Julia Stankova
Our good friend Julia Stankova's works nearly bring us to tears each time we visit her in her apartment in Sofia, Bulgaria. Their aesthetic beauty captures our hearts in a way no other artistic creations do, moving our spirits to revel in their beauty.
Julia was born in 1954 in Haskovo, Bulgaria, and raised in Sofia. At the age of 13, she began taking private lessons in drawing and painting in order to apply to the National Academy of Fine Arts six years later.
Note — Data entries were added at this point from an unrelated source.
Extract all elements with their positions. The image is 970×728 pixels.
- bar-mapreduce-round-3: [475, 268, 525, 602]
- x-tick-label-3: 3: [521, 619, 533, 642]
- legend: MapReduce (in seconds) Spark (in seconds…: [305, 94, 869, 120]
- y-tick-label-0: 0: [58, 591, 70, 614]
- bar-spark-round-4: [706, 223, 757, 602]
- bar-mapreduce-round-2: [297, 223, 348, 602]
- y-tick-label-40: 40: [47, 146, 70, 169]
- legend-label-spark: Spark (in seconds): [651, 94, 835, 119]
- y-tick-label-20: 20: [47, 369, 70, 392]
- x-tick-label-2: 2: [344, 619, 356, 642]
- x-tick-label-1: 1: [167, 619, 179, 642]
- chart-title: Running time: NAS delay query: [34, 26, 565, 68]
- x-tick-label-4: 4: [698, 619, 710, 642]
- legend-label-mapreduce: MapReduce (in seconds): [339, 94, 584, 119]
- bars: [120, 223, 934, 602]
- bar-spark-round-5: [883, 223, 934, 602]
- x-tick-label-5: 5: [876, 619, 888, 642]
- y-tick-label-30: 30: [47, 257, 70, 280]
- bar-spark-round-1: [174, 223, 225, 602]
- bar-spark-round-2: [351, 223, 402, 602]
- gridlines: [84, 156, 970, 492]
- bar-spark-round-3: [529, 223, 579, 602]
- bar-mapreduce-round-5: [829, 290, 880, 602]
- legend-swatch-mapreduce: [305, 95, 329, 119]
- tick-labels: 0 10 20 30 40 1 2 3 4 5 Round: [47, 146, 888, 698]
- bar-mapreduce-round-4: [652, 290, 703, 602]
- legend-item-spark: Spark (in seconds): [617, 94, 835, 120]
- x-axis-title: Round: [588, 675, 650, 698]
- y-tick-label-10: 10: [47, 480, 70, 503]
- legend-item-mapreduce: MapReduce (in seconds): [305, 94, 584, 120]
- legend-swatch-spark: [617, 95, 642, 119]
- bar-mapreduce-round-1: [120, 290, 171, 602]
Due to the political situation in Bulgaria at the time, she was not given a chance to follow this path, and had to become a mining engineer instead (MA, Mining and Geology University, Sofia, 1978), practicing in this capacity for 12 years. Despite this, she never abandoned her idea of becoming an artist and when the democratic changes happened (1989), she could at last return to her real interest.
Her first step in this direction was to start working in a private restoration studio run by friends. There she had the opportunity to closely observe and touch Bulgarian icons from the 18th and 19th centuries. The purity of feeling radiating from these icons inspired her to start studying the biblical texts and the philosophical principles of the Byzantine pictorial system. Her interest in this subject led her to study theology (MA, Sofia University, 2000).
Later, when she left the restoration studio, she was already mastering the technique of icon-painting on wooden surfaces. She started to develop a kind of symbolic art supported by her knowledge of the Byzantine pictorial heritage, on the one hand, and her emotional attraction to the biblical texts, on the other.
Art scholar Ivan Dodovski said of her works: "I am convinced that the icons of Julia Stankova will inspire real debates, because -- as every great art -- they are apparent and fundamental provocation. They are not works-copies, made in the shadow of the museum-determined Byzantine icon painting; entirely following its canonical-dogmatic principles. These works are the witness of the freedom of creation. They are also proof, peculiar remembrance, that the artistic language of Byzantium is not a metaphor or lamenting for the lost, but a trans-historical perspective."